Generated: hello.mp3
Generated: morning.mp3
Generated: welcome.mp3


## **Async Processing**
**Async TTS**

In [21]:
import asyncio

# Async TTS
text = "This is an async test"
result = await tts_model.apredict(text=text, audio_path="async_test.mp3")
print (Path(result).name)
    

async_test.mp3


**Async batch**

In [19]:

    # Async batch
    text_paths = {
        "First message": "first.mp3",
        "Second message": "second.mp3"
    }
    batch_results = await tts_model.abatch(text_path_dict=text_paths)
    for path in batch_results:
        file_name = Path(path).name
        print(f"Generated: {file_name}")

Generated: first.mp3
Generated: second.mp3


## **Conclusion**
**By the end of this notebook, you will have a comprehensive understanding of how to use audio and text integration using swarmauri.

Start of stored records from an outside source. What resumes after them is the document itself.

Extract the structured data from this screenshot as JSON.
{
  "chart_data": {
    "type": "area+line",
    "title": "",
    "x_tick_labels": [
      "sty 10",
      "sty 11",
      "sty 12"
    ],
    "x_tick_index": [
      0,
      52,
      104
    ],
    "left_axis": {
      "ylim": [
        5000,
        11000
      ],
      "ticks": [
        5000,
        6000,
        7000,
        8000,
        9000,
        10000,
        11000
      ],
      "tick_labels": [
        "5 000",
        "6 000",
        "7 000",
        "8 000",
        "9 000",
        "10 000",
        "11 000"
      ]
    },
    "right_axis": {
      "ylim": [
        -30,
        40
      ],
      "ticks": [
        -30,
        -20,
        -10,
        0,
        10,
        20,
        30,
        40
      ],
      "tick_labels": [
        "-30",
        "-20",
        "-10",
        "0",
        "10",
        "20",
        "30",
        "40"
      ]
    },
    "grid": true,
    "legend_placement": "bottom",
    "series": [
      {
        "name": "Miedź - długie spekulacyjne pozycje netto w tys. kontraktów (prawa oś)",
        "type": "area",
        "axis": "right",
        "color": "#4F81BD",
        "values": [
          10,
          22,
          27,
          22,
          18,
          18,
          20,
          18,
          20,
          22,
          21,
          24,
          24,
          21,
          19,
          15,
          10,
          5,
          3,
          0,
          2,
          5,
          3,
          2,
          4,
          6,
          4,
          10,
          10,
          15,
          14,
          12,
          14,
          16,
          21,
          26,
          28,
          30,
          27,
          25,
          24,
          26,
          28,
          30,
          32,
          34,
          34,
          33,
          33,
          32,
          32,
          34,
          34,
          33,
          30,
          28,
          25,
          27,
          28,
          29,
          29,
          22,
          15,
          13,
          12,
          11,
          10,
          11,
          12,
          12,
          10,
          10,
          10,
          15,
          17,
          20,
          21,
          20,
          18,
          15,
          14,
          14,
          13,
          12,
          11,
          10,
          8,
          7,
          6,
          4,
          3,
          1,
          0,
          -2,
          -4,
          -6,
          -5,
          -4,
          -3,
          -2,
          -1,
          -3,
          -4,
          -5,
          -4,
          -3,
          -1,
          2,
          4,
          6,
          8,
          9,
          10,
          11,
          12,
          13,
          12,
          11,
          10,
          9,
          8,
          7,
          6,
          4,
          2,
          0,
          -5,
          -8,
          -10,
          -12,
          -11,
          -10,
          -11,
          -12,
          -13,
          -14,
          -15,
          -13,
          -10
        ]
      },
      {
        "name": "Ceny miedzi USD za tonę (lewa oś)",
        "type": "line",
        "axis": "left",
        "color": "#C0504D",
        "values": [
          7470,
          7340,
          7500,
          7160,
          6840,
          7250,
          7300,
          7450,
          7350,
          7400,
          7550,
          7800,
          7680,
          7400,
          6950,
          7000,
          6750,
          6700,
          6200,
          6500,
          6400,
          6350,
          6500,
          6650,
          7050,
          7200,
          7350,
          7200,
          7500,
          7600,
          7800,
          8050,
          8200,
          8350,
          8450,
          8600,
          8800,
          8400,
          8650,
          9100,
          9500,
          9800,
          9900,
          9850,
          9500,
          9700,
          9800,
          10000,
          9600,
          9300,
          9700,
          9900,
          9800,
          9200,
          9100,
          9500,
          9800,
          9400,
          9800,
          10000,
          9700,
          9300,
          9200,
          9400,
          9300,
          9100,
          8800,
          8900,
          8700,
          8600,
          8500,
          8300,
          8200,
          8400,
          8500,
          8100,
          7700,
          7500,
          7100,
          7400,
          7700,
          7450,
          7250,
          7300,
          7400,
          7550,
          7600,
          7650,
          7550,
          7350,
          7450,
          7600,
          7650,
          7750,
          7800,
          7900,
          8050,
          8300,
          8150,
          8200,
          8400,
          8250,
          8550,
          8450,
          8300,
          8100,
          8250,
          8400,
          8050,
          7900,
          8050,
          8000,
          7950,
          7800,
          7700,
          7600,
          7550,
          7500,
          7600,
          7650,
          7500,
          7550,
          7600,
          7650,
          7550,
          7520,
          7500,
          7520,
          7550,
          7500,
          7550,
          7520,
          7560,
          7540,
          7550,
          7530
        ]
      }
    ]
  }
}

You'll be able to:**

Text-to-speech generation

Audio transcription and translation

Implement batch processing for both text-to-speech and speech-to-text tasks, improving efficiency and scalability.

Explore asynchronous audio processing, enabling you to handle long-running tasks and improve the responsiveness of your applications.

This notebook lays the foundation for incorporating multimodal capabilities into your projects. 
We encourage you to build upon the concepts and techniques presented here, and to continuously explore  audio and text integration.